Members’ voluntary liquidation has not been included, as the Further and Higher Education Act already deals with the dissolution of solvent FE bodies and the government has assumed that members’ voluntary liquidation would rarely be required in the case of an insolvent FE body.

Although the bill applies Insolvency Act administration provisions to FE bodies, there is no provision allowing for the challenge of an education administrator on the basis that they are not carrying out their functions in accordance with the special objective. The government stated in its consultation response that it would address this omission in a future draft.

The bill contains no provision regarding the requirements to be put forward as an education administrator. However, in its consultation response the government stated that its expectation is that the education administrator will be a licensed insolvency practitioner who has sufficient expertise in the education sector, and that secondary legislation would follow including further clarification.

Impact on creditors

The introduction of education administration orders will reduce the control creditors have over the timing and conduct of the administration of an FE body.

Although an education administrator has a subsidiary duty to carry out their functions so as to achieve the best result for the college’s creditors as a whole so far as this is consistent with the special objective, the proposed regime risks a change in creditor appetite to lend into the sector. Historically, although they are nominally commercial bodies, lenders have tended to view FE colleges as enjoying an implicit state guarantee. The government has acknowledged this risk in its consultation response, but has made the judgement that this risk would be worth the extra benefit provided to learners.

As well as empowering an education administrator to transfer the provision of education to another provider, the bill allows an education administrator to transfer “property, rights and liabilities that could not otherwise be transferred”. This could include, for example, college buildings, equipment, bank loans, pension liabilities and staff contracts. Creditor banks have expressed concerns that transfers of loans without their consent could cause issues with ‘know your customer’ and anti-money laundering regulatory requirements. As assurance against this, the government issued a response that affected creditors would be given “sufficient notice” should such a transfer take place, and that “it is very unlikely that the education administrator or education secretary would permit a scheme proposal that would breach those regulatory obligations”.

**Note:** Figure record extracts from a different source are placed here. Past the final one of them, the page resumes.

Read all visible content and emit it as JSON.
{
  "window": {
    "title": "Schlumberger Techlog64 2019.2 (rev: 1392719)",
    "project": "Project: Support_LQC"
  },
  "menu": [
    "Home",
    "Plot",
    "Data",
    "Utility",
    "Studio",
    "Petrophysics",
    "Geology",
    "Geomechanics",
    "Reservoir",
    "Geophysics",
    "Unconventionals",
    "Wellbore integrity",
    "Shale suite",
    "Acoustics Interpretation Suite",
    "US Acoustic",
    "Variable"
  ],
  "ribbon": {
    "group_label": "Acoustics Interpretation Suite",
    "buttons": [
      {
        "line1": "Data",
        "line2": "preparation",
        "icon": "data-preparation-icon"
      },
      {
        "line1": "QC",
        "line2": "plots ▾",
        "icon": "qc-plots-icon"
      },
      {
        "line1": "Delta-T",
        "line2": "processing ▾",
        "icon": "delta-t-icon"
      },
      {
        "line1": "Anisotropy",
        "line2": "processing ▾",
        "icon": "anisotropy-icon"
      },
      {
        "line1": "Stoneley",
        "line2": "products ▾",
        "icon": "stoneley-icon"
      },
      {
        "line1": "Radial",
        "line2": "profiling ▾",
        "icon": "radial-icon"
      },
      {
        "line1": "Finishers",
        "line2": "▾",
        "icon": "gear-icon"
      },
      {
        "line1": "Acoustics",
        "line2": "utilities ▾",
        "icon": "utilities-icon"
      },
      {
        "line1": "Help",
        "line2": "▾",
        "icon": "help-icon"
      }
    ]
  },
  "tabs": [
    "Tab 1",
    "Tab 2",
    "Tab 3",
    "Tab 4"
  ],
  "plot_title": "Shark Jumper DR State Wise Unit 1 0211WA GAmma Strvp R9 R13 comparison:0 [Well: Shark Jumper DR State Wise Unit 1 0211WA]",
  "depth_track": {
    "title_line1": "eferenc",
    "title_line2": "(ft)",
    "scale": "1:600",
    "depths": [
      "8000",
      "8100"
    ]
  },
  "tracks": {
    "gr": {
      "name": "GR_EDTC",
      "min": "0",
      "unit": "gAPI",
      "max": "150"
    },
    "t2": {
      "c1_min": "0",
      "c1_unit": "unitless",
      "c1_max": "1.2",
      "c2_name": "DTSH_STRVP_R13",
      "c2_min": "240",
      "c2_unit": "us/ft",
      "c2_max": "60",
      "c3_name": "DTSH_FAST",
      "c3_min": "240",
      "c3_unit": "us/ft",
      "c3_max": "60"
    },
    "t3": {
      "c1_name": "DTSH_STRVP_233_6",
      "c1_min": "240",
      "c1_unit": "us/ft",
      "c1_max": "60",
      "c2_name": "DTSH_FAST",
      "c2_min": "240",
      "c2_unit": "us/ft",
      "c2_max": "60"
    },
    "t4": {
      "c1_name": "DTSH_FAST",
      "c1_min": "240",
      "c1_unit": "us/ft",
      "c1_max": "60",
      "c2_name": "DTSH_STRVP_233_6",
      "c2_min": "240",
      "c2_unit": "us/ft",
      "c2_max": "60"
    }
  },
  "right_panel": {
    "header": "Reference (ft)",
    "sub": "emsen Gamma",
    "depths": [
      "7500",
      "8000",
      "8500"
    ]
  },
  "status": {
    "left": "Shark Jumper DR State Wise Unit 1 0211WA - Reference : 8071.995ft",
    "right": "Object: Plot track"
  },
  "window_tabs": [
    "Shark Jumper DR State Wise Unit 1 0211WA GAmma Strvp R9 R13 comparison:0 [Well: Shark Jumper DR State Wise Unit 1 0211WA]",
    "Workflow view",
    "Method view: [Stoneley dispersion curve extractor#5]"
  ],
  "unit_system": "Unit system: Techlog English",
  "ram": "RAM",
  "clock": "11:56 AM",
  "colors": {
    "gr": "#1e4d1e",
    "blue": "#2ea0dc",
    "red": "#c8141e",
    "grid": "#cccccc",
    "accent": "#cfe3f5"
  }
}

The position of local authority pension schemes has also not been clarified. State schemes could potentially crystallise a significant claim in a college insolvency.

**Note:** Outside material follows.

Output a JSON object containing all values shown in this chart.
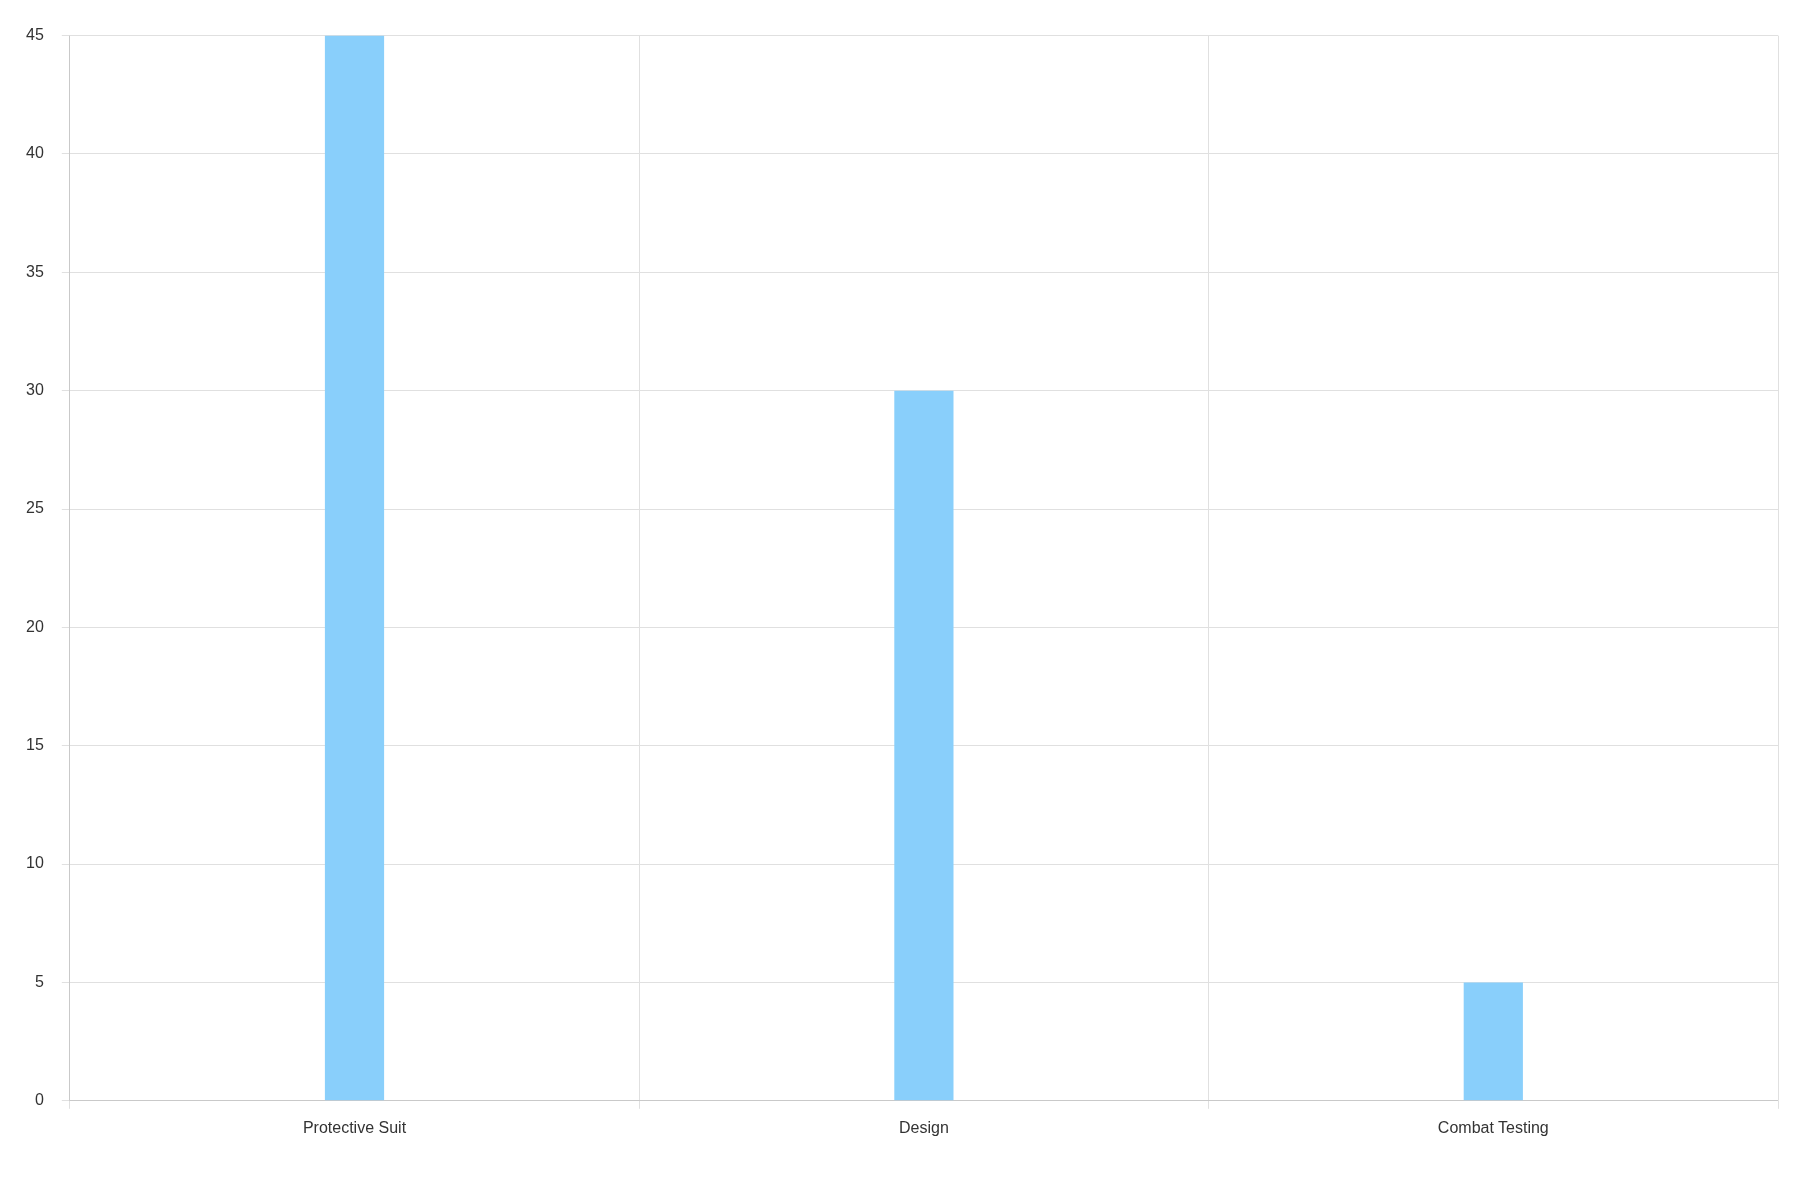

Transfers of assets could also interfere with lenders’ security rights. A request by lenders to permit floating charges over colleges to offset some of the non-creditor friendly provisions was not implemented.

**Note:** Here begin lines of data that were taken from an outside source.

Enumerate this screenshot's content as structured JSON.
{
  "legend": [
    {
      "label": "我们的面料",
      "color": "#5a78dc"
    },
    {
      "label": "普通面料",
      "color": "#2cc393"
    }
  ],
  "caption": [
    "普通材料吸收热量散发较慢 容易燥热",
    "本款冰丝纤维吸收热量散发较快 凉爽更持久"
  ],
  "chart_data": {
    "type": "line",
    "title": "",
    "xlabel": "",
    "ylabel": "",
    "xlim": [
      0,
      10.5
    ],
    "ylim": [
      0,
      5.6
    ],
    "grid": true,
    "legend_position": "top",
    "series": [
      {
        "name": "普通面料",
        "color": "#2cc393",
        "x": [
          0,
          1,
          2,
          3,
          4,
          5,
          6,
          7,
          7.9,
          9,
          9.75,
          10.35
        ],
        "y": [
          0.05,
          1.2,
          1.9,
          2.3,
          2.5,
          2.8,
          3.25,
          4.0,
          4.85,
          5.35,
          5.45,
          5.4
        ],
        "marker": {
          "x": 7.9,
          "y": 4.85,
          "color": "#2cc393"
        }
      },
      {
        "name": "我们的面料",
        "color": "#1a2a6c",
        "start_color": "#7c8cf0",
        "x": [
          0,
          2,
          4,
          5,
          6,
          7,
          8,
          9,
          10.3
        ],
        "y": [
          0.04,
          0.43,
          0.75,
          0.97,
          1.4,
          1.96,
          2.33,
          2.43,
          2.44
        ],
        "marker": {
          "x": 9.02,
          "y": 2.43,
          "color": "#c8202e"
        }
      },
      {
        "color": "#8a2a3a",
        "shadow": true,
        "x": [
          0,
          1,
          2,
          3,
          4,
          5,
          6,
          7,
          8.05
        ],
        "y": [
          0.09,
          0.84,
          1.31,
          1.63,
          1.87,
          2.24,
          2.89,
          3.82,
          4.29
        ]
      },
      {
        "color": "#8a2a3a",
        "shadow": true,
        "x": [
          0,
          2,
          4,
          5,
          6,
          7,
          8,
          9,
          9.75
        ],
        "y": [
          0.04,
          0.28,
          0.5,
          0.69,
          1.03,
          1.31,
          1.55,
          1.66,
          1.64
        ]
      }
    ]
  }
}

It remains to be seen if the bill will be passed in its current form, or if any market reaction will be taken into account. The special objective of protecting learners is clearly a noble one; however, unintended consequences may play out over time. Questions still remain over the potential effect on lender appetite, where security rights and their insolvency position is unclear; and governor appetite, where faced with the directors’ duties and risk of wrongful trading.

Although the bill has created some apprehension in the sector given the potentially significant powers of an SEA, ultimately we will have to wait for the first SEA to operate to see if the government will in fact foot the bill to ensure the special objective is met. We may not have to wait too long, as mergers and consolidation put in place under the area reviews are likely to leave some casualties.

Nick Gavin-Brown is a restructuring law expert at Pinsent Masons, the law firm behind Out-Law.com.